Noch einmal Aug' in Auge. Dann wandten sie sich zu gleicher Zeit um. Er stieg die Treppe hinauf, und sie ging, von Margarete begleitet, nach der Stadt zurück.
Er stand auf dem Hochgericht, hielt die Hand über die Augen und schaute ihr nach. Als sie hinter einer Hecke verschwunden war und er' sie nicht mehr sehen konnte, zog er den Wams aus, hob ihn in die Höhe und rief: ›Ist der Mann da, der mir seinen Wams geliehen hat?‹ Er wartete eine Weile. Als keine Antwort kam, warf er den Wams in die Menge hinunter und rief: ›Gebt ihn dem Mann und sagt ihm meinen Dank!‹
Dann suchten seine Augen mich.
Als sie mich gefunden hatten, rief er: ›Herzbruder! Grüße den Meister und deine Margarete!
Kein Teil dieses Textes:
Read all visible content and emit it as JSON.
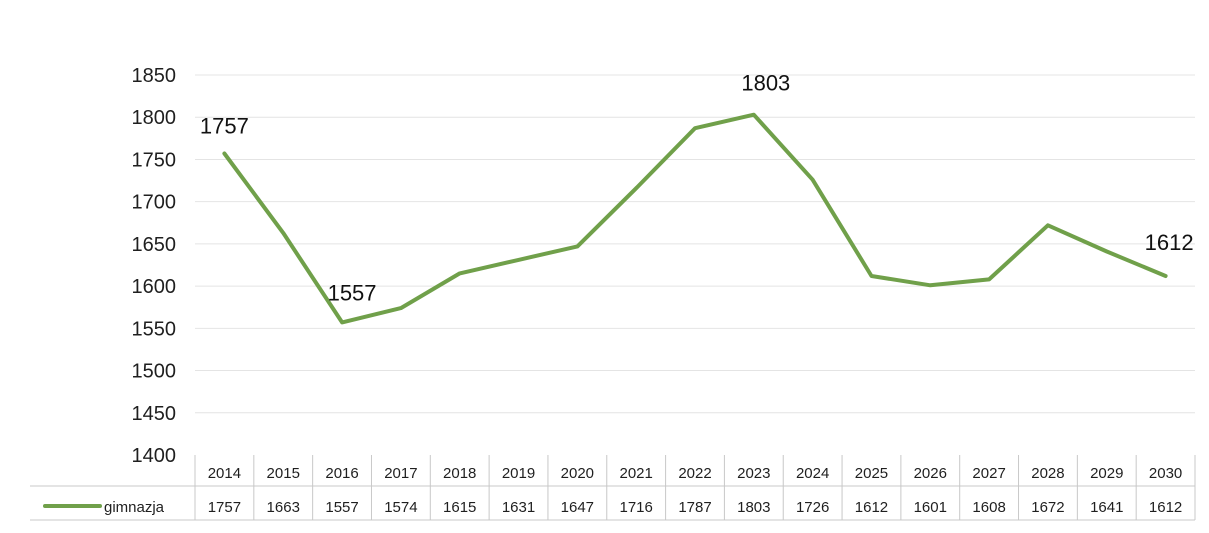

Grüße mein Weib! Grüße sein Grab!‹
›Herzbruder!‹ rief ich hinauf.
Valentin kniete jetzt nieder neben dem Pfarrer und hörte auf dessen Gebet. Dann stand er auf und reichte dem Geistlichen und dem Henker die Hand. Seine Augen grüßten mich noch einmal. Darauf kniete er nieder und legte den Kopf auf den Block.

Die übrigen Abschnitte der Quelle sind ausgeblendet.